Does using continued fractions work to give a homeomorphism $\mathbb{Q}^+ \rightarrow (\mathbb{Q}^+)^2$? Let $\mathbb{Q}$ be the topological space of rational numbers (with topology induced by inclusion in the real line) and let $\mathbb{Q}^+$ be the set of positive ($x>0$) rationals.
I'm looking for a simple construction of a homeomorphism $\phi: \mathbb{Q} \rightarrow \mathbb{Q}^2$ (not using an abstract result). In an early post, it was suggested to use continued fractions, but this has problems with negative numbers. My idea is we can first make a homeomorphism $f: \mathbb{Q}^+ \rightarrow \mathbb{Q}$ via $f(x) = (x-1)^3/x$ and then we can just worry about $\mathbb{Q}^+$.
Then the homeomorphism
$\phi: \mathbb{Q}^+ \rightarrow (\mathbb{Q}^+)^2$ would just go like
$[a_0, a_1, ..., a_n] \rightarrow ([a_0, a_2, ...], [a_1, a_3, ...])$
this seems to be obviously bijective, and I believe it is bicontinous just based on the idea that two continued fractions are close if and only if enough of their initial terms agree (which sounds plausible).
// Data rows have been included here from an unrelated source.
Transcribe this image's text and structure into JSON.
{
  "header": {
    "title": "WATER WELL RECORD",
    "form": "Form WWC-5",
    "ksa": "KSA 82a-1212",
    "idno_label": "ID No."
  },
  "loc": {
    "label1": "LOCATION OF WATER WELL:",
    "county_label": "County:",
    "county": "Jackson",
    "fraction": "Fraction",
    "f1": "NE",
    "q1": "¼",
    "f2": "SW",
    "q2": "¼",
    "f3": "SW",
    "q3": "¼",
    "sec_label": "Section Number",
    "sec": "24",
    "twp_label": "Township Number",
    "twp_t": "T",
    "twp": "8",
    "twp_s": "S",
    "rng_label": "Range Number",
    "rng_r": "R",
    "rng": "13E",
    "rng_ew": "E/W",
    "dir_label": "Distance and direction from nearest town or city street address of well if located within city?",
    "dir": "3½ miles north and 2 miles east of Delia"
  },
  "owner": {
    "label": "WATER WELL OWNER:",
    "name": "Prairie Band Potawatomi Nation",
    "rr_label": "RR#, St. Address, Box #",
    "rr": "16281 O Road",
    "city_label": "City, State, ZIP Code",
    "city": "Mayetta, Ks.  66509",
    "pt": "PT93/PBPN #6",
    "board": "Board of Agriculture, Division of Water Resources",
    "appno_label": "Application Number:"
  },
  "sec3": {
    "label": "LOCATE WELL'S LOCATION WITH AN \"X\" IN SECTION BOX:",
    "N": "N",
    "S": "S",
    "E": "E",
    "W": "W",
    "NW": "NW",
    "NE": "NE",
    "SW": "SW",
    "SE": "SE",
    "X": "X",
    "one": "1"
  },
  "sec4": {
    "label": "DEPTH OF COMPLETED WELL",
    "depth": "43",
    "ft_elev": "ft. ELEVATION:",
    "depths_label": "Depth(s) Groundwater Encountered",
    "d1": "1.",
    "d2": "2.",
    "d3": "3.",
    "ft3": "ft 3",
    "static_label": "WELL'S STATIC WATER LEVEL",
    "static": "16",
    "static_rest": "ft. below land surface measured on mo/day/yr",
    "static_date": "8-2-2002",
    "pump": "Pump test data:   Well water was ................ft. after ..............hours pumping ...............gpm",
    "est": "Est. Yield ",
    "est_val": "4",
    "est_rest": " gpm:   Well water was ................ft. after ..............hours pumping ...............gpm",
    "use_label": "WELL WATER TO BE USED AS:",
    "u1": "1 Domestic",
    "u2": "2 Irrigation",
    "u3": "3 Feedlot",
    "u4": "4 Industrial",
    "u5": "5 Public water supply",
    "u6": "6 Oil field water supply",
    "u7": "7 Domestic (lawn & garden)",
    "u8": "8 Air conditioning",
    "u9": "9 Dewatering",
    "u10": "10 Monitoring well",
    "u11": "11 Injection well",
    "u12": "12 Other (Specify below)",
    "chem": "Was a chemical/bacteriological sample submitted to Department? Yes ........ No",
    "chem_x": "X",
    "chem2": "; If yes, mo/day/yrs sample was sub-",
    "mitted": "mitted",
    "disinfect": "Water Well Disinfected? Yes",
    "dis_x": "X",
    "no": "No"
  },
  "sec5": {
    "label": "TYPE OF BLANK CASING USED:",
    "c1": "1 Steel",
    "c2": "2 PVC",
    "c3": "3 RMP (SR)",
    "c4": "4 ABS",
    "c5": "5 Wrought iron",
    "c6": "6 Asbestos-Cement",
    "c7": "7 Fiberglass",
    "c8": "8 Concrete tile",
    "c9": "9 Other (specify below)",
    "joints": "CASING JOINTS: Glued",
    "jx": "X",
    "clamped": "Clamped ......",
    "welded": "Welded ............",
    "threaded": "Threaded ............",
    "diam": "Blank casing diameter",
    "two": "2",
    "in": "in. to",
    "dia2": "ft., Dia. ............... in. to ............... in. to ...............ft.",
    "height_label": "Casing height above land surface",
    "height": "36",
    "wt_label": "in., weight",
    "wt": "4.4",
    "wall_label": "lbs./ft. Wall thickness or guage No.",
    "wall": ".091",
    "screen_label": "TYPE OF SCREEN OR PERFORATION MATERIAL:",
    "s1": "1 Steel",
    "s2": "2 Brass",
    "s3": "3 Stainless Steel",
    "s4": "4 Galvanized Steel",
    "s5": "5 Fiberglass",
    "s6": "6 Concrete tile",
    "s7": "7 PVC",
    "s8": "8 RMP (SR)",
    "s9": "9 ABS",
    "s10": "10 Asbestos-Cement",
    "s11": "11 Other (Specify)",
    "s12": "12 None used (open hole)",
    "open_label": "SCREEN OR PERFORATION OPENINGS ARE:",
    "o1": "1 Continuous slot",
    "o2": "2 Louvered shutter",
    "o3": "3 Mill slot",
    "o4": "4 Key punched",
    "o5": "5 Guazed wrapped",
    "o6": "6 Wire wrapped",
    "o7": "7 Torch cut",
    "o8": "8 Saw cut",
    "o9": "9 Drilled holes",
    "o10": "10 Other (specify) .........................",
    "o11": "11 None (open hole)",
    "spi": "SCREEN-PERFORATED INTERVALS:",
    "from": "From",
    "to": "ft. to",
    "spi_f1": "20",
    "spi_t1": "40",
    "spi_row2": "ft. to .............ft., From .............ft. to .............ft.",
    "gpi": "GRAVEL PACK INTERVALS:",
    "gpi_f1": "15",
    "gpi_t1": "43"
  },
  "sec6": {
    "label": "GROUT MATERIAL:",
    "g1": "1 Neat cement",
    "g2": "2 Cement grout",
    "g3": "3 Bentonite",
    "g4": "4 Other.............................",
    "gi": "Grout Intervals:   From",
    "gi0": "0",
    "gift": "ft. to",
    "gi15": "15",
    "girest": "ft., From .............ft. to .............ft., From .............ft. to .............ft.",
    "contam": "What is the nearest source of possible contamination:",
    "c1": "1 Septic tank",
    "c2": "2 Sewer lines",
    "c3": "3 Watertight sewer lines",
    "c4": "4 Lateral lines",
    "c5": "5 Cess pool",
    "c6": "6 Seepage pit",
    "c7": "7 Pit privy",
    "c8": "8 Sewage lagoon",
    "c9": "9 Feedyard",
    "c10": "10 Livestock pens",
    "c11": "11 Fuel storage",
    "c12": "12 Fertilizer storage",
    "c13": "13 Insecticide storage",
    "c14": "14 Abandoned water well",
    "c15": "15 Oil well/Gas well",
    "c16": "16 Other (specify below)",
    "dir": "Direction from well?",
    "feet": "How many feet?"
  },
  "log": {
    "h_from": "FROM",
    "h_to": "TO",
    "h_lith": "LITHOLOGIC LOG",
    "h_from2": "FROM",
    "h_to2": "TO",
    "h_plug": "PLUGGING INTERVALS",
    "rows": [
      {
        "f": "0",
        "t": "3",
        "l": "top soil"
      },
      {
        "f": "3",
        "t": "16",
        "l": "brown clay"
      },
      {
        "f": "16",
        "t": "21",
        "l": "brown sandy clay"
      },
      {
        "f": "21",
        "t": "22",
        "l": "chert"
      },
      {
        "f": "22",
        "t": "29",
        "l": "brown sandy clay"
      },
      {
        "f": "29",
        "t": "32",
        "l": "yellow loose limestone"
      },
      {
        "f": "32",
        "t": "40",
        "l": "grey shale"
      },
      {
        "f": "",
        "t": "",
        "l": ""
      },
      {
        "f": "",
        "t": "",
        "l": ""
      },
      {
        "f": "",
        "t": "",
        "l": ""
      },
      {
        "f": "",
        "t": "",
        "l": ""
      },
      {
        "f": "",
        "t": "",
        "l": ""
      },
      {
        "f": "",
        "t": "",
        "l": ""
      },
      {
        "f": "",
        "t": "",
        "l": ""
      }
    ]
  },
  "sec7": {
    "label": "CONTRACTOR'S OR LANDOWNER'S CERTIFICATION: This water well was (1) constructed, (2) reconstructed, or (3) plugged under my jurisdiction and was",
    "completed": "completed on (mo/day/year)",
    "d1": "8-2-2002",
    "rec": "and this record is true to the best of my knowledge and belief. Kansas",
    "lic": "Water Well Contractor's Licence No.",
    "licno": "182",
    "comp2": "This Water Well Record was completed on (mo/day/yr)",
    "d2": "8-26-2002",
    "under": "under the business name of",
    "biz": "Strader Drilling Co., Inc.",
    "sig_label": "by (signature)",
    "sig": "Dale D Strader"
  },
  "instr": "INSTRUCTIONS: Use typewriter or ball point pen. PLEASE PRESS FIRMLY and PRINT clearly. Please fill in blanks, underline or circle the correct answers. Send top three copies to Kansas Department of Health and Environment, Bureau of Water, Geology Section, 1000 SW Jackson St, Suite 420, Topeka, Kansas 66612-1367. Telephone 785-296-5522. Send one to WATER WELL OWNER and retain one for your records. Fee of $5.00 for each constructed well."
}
Does this make sense? Or am I missing something? Thanks for your help.
 A: This was to be a comment, but it is too long, consider this a partial answer then.
Here is an attempt: use the standard continued fraction, the one with all numerators equal to $1$. So a rational in $(0,1)$ corresponds to a finite sequence $[a_1,\ldots,a_n]$; turn that sequence into an infinite sequence (continued fraction) $[a_1+1,\ldots,a_n+1,1,1,1,\ldots]$. The subspace $Q_1$ of such irrational numbers (or such sequences in $\mathbb{N}^\mathbb{N}$) is homeomorphic to $\mathbb{Q}\cap(0,1)$.
Interlacing two such sequences produces a subspace $Q_2$ of the irrationals (or of $\mathbb{N}^\mathbb{N}$) that is homeomorphic to the square of $Q_1$ via the homeomorphism between $\mathbb{N}^\mathbb{N}$ and its square.
I have not yet found a convenient way to show that $Q_1$ and $Q_2$ are homeomorphic.
They are of course both countable and dense-in-itself subspaces of the unit interval, hence homeomorphic by a back-and-forth argument.
A: Here is one way to form a (not very) explicit homeomorphism.
As has been mentioned, the function $\phi=(\phi_0,\phi_1)$ from the question applied to the set $I^{>1}$ of irrationals greater than $1$ gives you a homeomorphism $I^{>1}\to I^{>1}\times I^{>1}$. So we will be done if we find a homeomorphism from $\mathbb{Q}$ to a countable subset $A\subseteq I^{>1}$ such that $x\in A$ iff $(\phi_0,\phi_1)(x)\in A\times A$ (equivalently, $A=\phi_0(A)=\phi_1(A)$).
We can achieve that if our set $A$ is dense in $I^{>1}$ and we have an enumeration of $A$: then we can follow the proof of Cantor's isomorphism theorem to get an explicit order isomorphism between $A$ and $\mathbb{Q}$ (and thus a homeomorphism, as both sets have their order topologies).
For example we can take $A=\mathbb{I}^{>1}\cap (\mathbb{Q}+\mathbb{Q}\sqrt{2})$, the set of irrationals $>1$ with periodic continued fraction.
P.S. I know almost nothing about continuous fractions, but this could be made more explicit if there was a set $A$ as above and such that we know a homeomorphism from $\mathbb{Q}$ to $A$ without using Cantor's isomorphism theorem. We don't even need the condition $A=\phi_0(A)=\phi_1(A)$ if we know enumerations of $A,\phi_0(A)$ and $\phi_1(A)$ and explicit homeomorphisms of them with $\mathbb{Q}$.